Are the eigenvalues of the sum of two positive definite matrices increased?
Let $A$ and $B$ be two $n \times n$ (symmetric) positive definite matrices, and denote the $k$th smallest eigenvalue of a general $n \times n$ matrix by $\lambda_k(X)$, $k = 1, 2, \ldots, n$ so that $$\lambda_1(X) \leq \lambda_2(X) \leq \cdots \leq \lambda_n(X).$$ I guess the following relation holds: $$\lambda_k(A + B) > \max\{\lambda_k(A), \lambda_k(B)\}, \; k = 1, 2, \ldots, n.$$
This looks intuitive but I have difficulty to prove it, any hints?
For symmetric matrices you have the Courant-Fischer min-max Theorem: $$\lambda_k(A) = \min \{ \max \{ R_A(x) \mid x \in U \text{ and } x \neq 0 \} \mid \dim(U)=k \}$$ with $$R_A(x) = \frac{(Ax, x)}{(x,x)}.$$ Now, your assertion follows easily, since $R_{A+B}(x) > \max\{R_A(x), R_B(x)\}$.

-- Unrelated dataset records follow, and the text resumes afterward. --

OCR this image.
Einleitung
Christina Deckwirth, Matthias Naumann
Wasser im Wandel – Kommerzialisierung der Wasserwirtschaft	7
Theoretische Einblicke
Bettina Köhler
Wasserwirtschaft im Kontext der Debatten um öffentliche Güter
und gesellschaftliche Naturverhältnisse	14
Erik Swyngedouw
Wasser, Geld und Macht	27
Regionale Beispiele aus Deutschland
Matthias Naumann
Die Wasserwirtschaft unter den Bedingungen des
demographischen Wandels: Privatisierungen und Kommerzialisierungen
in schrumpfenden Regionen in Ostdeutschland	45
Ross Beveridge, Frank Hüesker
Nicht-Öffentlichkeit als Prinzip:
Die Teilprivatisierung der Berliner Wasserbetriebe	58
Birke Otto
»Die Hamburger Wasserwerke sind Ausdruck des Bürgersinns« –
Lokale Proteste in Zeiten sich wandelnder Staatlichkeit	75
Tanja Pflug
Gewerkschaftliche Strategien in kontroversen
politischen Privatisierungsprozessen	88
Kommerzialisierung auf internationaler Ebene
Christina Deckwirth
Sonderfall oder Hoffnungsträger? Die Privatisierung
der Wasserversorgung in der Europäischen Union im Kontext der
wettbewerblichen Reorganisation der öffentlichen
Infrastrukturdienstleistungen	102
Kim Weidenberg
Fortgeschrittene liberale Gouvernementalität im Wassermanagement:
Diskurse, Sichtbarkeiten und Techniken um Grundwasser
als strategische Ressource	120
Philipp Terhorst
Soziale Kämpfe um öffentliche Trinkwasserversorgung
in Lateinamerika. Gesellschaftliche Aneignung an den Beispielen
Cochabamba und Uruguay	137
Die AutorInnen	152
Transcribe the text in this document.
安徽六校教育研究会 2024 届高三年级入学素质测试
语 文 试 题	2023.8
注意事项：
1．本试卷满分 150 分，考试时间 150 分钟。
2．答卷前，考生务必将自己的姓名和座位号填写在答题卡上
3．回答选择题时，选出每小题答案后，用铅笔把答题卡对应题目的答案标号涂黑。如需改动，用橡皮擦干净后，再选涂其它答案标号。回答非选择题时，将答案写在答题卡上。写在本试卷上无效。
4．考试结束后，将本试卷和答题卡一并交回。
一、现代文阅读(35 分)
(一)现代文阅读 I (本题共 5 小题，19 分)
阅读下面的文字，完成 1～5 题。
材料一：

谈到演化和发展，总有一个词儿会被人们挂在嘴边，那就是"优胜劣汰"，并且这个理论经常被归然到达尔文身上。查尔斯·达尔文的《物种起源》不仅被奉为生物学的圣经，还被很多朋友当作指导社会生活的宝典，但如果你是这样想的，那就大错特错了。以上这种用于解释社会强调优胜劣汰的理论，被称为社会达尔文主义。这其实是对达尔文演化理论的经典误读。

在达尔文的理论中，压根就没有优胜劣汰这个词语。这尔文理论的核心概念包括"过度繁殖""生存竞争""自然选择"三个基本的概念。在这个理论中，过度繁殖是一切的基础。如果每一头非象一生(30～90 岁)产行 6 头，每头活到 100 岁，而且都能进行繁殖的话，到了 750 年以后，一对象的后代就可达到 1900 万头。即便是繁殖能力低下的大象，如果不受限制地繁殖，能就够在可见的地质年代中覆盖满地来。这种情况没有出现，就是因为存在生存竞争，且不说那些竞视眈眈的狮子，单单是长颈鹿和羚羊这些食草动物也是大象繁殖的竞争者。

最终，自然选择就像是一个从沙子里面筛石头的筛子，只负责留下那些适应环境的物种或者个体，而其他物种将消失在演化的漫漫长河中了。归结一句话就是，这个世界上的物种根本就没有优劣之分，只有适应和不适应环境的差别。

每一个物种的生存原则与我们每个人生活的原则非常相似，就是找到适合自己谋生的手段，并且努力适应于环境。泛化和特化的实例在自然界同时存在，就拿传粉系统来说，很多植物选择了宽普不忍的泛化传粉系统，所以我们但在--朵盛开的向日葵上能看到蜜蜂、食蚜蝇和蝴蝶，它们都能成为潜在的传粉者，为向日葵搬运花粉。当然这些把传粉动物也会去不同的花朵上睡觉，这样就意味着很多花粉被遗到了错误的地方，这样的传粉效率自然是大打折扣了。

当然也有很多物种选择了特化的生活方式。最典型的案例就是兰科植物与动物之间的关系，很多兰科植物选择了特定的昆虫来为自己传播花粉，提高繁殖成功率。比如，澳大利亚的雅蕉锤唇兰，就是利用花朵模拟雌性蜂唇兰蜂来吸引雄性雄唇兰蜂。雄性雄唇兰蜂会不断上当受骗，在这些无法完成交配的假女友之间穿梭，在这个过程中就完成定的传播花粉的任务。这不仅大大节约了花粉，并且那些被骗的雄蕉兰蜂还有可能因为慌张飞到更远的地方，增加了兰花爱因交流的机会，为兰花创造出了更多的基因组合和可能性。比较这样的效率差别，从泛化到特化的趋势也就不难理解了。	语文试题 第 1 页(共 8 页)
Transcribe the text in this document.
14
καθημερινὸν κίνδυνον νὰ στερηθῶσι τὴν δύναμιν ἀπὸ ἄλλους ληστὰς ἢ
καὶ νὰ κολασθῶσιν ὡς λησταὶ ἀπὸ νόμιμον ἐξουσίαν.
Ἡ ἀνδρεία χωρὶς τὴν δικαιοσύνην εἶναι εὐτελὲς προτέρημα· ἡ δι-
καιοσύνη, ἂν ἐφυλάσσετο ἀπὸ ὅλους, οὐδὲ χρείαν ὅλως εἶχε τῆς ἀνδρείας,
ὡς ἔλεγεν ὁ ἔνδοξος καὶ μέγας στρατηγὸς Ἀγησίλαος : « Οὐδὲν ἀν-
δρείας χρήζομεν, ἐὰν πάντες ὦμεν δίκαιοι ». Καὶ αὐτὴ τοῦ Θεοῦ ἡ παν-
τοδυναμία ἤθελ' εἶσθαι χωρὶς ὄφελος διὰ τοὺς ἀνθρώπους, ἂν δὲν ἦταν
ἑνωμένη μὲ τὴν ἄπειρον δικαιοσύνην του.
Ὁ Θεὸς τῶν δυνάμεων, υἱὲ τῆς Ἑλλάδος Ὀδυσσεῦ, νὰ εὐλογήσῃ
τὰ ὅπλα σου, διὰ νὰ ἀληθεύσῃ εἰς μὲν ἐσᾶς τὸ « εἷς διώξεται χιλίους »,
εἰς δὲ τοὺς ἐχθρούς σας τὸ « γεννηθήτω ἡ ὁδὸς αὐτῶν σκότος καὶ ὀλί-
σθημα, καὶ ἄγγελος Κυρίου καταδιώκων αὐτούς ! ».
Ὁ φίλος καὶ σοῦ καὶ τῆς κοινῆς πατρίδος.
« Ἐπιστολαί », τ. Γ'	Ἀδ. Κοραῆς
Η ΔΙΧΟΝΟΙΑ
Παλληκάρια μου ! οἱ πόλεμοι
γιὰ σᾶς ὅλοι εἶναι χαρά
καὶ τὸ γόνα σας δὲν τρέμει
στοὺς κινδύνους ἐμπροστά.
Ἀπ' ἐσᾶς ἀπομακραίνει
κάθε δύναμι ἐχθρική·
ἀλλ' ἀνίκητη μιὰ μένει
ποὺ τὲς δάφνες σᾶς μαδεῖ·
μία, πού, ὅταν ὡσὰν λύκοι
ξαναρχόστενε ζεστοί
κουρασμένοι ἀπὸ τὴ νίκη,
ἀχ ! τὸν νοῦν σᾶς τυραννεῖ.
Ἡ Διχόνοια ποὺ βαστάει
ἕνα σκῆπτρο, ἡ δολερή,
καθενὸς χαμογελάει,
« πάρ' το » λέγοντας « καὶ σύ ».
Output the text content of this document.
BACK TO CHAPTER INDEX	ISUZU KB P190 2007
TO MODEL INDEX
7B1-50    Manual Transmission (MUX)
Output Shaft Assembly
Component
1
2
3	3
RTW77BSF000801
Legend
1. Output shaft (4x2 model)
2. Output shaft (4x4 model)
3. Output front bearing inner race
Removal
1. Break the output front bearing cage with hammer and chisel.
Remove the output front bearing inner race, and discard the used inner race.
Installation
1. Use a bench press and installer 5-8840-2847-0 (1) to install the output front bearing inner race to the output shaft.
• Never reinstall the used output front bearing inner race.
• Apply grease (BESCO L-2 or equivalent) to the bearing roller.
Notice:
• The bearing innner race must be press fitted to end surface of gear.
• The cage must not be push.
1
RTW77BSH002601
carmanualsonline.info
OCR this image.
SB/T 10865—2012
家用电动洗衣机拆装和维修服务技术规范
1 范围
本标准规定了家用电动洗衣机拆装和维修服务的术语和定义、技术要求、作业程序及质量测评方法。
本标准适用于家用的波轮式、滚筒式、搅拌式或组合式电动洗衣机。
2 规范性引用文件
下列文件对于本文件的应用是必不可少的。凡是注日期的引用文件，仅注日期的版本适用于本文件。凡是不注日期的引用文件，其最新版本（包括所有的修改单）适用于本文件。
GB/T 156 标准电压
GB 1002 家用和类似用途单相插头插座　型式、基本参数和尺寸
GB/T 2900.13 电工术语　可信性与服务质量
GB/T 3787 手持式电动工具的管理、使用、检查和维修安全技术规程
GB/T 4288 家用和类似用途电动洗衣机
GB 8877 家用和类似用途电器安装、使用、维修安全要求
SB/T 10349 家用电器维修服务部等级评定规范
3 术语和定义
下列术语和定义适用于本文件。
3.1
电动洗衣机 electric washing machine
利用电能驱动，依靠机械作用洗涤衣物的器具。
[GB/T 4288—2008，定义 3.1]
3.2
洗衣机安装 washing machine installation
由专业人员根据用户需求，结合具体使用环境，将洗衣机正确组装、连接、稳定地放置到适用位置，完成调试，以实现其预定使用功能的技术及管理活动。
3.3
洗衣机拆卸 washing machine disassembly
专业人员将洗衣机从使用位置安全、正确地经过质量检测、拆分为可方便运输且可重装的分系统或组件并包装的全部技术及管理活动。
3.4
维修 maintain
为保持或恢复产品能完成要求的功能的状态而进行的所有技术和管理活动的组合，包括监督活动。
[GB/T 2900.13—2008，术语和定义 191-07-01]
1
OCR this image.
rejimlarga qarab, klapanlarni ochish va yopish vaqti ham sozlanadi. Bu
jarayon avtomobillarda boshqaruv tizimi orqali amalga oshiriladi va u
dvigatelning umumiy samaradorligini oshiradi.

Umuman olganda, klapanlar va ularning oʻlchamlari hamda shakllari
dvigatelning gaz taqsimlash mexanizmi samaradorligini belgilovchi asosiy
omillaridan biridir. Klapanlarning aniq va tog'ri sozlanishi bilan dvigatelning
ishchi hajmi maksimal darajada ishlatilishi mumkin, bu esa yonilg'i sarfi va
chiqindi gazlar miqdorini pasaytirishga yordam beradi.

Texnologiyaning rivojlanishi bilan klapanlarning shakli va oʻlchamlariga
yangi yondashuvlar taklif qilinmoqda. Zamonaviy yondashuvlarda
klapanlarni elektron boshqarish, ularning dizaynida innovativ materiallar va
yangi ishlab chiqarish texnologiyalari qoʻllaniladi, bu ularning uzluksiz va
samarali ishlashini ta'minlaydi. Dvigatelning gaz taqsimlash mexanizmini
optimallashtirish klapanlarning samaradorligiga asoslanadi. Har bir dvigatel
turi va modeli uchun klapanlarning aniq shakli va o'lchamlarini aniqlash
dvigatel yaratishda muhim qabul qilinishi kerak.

This theorem is also helpful to prove other nice properties of the eigenvalues of symmetric matrices. For example: \begin{equation*} \lambda_k(A) + \lambda_1(B) \le \lambda_k(A+B) \le \lambda_k(A) + \lambda_n(B) \end{equation*} This shows the continuous dependence of the Eigenvalues on the entries of the matrix, and also your assertion.